Star Wars: Episode IX – The Rise of Skywalker (2019)
Skywalker destanının finali olarak kurgulanan The Rise of Skywalker’da (2019), J. J. Abrams’ın The Last Jedi’da açılan anlatı yollarını büyük ölçüde kapatarak seriyi daha güvenli, tanıdık bir yöne çekmeye çalıştığını görüyoruz. Güç’ü miras almadığı söylenen Rey’in bir anda Palpatine’in torunu çıkması ya da Finn ve Rose gibi karakterlerin hikâyelerinin neredeyse yarım bırakılmış izlenimi verecek düzeyde geri plana itilmesi The Rise of Skywalker’ı da en az The Last Jedi kadar kusurlu bir film hâline getiriyor.
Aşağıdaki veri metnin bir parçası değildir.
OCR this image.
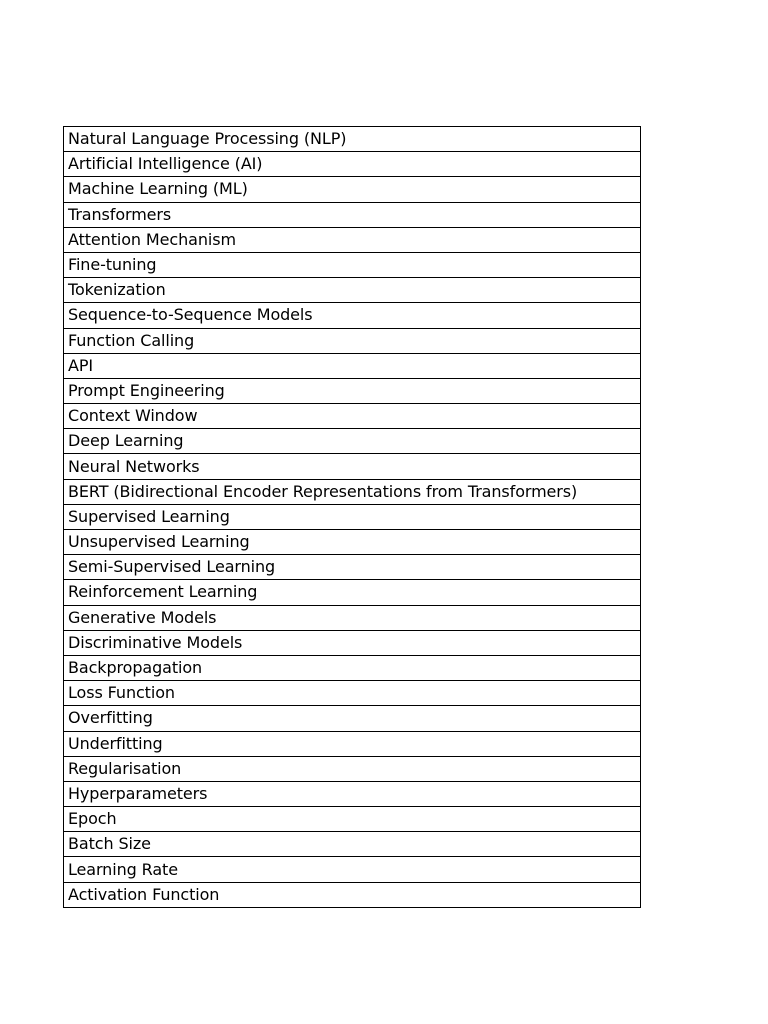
Natural Language Processing (NLP)
Artificial Intelligence (AI)
Machine Learning (ML)
Transformers
Attention Mechanism
Fine-tuning
Tokenization
Sequence-to-Sequence Models
Function Calling
API
Prompt Engineering
Context Window
Deep Learning
Neural Networks
BERT (Bidirectional Encoder Representations from Transformers)
Supervised Learning
Unsupervised Learning
Semi-Supervised Learning
Reinforcement Learning
Generative Models
Discriminative Models
Backpropagation
Loss Function
Overfitting
Underfitting
Regularisation
Hyperparameters
Epoch
Batch Size
Learning Rate
Activation Function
Senaryosunda yapılan değişimlerde büyük olasılıkla Prenses Leia’yı canlandıran Carrie Fisher’ın zamansız ölümünün de rol oynadığı The Rise of Skywalker, kesinlikle daha geleneksel, risk almayan ve hayranları memnun etmeye öncelik veren bir yaklaşıma sahip. Eldeki kısa süreye rağmen, farklı anlatı izleklerini toparlamaya ve birbirlerine bağlamaya çalışan film, benzerlerine Avengers: Endgame (2019) ya da Harry Potter and the Deathly Hallows: Part 2’da (2011) rastladığımız bir “kapanış filmi” aceleciğilinden muzdarip.